Naquele tempo, década de 1960, os
grandes escritórios de advocacia ficavam na área central da metrópole, em torno
dos fóruns e dos tribunais. E aquele era um dos maiores em direito criminal,
minha disciplina preferida na faculdade. Sorte ou azar, o titular do
escritório, embora muito jovem e já rico com o exercício da advocacia, era
filho de um grande amigo do meu padrinho de casamento (e guru, e ídolo, um
velho que eu amava), que me recomendou para um estágio no escritório.
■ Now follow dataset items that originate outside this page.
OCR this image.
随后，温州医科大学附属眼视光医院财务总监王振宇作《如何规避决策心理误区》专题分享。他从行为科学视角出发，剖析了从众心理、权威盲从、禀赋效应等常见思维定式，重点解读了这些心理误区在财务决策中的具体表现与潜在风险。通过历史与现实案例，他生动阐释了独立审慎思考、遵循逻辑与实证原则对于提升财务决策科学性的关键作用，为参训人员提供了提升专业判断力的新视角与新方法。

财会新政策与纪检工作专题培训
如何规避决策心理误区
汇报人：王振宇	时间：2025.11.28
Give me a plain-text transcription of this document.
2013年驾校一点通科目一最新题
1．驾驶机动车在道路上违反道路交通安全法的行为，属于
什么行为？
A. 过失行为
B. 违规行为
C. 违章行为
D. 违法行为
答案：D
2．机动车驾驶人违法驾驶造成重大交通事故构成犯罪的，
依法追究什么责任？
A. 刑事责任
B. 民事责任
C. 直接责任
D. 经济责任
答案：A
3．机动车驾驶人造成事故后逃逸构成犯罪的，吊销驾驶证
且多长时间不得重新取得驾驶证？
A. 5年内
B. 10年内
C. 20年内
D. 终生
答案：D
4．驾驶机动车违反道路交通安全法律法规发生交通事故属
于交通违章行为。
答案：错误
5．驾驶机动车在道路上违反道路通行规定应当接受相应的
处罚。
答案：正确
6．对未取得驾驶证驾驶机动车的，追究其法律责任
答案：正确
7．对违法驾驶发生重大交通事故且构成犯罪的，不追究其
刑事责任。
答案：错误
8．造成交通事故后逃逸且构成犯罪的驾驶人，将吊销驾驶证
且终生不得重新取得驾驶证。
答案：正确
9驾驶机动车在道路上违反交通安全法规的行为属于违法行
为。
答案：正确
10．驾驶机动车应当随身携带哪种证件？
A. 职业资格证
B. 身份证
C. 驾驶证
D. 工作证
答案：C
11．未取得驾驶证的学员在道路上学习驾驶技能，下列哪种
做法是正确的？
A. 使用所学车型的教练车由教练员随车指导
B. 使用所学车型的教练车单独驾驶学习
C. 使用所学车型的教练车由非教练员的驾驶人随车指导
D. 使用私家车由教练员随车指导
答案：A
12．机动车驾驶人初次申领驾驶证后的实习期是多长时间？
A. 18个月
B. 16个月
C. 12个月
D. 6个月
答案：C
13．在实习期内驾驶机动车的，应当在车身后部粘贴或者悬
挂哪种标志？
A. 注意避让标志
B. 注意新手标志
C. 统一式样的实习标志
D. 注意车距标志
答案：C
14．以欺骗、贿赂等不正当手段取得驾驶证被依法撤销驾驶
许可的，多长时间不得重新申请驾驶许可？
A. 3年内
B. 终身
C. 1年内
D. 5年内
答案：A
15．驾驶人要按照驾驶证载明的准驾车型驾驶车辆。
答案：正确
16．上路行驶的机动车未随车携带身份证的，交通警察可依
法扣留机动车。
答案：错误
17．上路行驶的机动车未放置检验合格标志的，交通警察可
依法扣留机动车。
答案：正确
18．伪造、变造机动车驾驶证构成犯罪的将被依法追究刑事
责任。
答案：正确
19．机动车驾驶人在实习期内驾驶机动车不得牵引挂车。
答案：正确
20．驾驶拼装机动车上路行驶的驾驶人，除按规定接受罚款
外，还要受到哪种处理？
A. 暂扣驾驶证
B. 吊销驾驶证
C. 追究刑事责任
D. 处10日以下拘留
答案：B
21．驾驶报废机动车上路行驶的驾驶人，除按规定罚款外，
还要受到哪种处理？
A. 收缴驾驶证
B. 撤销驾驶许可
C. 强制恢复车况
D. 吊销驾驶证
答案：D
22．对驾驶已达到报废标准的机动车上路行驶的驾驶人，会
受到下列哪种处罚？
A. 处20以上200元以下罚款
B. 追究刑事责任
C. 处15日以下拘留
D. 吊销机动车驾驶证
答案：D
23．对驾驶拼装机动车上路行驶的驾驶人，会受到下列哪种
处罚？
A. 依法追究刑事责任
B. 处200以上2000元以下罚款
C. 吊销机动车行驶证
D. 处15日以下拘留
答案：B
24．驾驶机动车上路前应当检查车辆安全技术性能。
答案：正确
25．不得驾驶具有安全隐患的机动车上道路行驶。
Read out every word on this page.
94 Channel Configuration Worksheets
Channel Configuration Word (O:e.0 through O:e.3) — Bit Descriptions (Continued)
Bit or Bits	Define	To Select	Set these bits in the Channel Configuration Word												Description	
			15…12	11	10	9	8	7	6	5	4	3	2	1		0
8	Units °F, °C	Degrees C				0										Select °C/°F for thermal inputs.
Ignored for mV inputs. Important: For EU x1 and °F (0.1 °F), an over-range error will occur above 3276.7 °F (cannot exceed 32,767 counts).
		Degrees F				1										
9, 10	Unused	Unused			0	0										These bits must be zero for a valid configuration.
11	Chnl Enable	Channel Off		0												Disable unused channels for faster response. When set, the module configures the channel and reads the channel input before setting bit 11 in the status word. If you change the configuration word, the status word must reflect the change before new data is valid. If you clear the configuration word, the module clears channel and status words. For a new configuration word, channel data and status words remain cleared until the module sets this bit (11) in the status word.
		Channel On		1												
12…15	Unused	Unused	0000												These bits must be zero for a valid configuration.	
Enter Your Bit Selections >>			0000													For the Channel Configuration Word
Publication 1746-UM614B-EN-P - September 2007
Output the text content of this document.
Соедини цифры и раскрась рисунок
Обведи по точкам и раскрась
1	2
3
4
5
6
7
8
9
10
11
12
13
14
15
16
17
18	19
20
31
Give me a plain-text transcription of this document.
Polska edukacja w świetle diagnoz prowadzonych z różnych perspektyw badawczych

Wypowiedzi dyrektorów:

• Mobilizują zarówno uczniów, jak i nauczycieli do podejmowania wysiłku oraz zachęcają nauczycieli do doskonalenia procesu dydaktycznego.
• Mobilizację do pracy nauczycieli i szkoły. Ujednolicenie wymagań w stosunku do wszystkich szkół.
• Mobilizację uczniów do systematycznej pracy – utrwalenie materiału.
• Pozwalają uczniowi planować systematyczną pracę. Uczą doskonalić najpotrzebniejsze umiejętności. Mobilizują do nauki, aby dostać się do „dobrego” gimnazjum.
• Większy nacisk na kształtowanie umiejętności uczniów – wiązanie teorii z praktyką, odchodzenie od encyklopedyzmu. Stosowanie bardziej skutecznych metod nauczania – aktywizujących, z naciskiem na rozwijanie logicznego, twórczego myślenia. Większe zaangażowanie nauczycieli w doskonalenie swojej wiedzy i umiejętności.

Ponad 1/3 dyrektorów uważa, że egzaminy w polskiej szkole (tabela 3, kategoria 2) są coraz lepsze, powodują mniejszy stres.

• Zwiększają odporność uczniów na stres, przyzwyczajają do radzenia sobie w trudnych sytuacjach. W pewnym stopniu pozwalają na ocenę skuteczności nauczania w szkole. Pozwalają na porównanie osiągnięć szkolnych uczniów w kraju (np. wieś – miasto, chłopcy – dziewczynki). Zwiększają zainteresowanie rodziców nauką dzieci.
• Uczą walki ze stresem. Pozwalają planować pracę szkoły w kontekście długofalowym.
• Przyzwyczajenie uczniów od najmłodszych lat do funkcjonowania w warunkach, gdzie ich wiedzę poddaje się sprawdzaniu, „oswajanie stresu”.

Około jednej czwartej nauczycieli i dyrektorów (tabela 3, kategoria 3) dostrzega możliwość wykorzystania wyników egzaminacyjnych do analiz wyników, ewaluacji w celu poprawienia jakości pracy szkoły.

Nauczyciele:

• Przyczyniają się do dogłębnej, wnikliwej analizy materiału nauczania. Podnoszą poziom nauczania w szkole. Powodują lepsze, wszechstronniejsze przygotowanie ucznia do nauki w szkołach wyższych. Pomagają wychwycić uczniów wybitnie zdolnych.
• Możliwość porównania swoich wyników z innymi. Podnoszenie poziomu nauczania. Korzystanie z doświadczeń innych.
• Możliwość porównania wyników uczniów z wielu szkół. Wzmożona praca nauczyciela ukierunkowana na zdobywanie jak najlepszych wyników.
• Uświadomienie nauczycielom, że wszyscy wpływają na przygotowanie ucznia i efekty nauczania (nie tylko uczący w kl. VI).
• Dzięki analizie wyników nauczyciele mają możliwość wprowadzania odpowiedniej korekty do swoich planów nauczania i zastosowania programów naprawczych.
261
Por que decidi advogar? Primeiro
porque, recém-casado, mulher grávida, precisava ganhar mais. Segundo, porque
estava às turras com os novos chefes da redação e o chefe deles, um cara alto,
falastrão, megalômano, mitômano e para cuja fama de ser um dos melhores
jornalistas brasileiros nunca vi razão. Na época, dizia-se que para marcar
presença, sempre que alguém assumia uma redação, verificava se na diagramação
das páginas se usava um fio vertical separando as colunas de texto. Se houvesse
o fio, mandava retirar. Se não houvesse, mandava por. Pois o grande jornalista
que veio substituir, com o titulo de diretor, o secretário de redação que o
patrão demitira, verificou e viu que não havia o fio. Mandou por. Além disso,
livrou-se dos bons editores que tínhamos, criou uma profusão de novas chefias e
as entregou a amigos trazidos de fora. Vários deles bons professores
perseguidos pela direita numa grande universidade pública, mas ser perseguido
não faz de ninguém, necessariamente, um bom caráter ou um bom jornalista. E
mesmo os que, dentre eles, eram bons caracteres e até bons jornalistas, como
provaram mais tarde em outros lugares, ali naquela redação não fizeram
rigorosamente nada de significativo. Limitavam-se a ficar separando, por
assunto, os telegramas que chegavam das agências internacionais de noticias,
dos correspondentes e sucursais, encaminhando-os para os editores, ou a
requisitar carros e fotógrafos para os repórteres, ou a checar o cumprimento de
horários e enquadrar repórteres e redatores com ordens incompetentes e até
absurdas e idiotas, como a de determinar que, quando um repórter soubesse que
outro jornal iria publicar a mesma notícia, não deveria sequer trazê-la para a
redação. Como eu cobria a área política, o que fazia era trazer a reportagem e
dizer, por exemplo: “Olha, o ex-presidente vai ser cassado por causa desta
entrevista. A entrevista foi coletiva. Se não quiser, não publique, mas será uma
imbecilidade”. Meu novo chefe, um burro sociólogo que mais tarde se revelou um
grande picareta, vivendo (bem) de lobbies
desonestos para multinacionais em concorrências e licitações, vivia
criando essas preciosidades éticas. Minha paciência se esgotou no dia em que
chamou-me a sua mesa e me passou um recorte de um jornaleco do Rio de Janeiro.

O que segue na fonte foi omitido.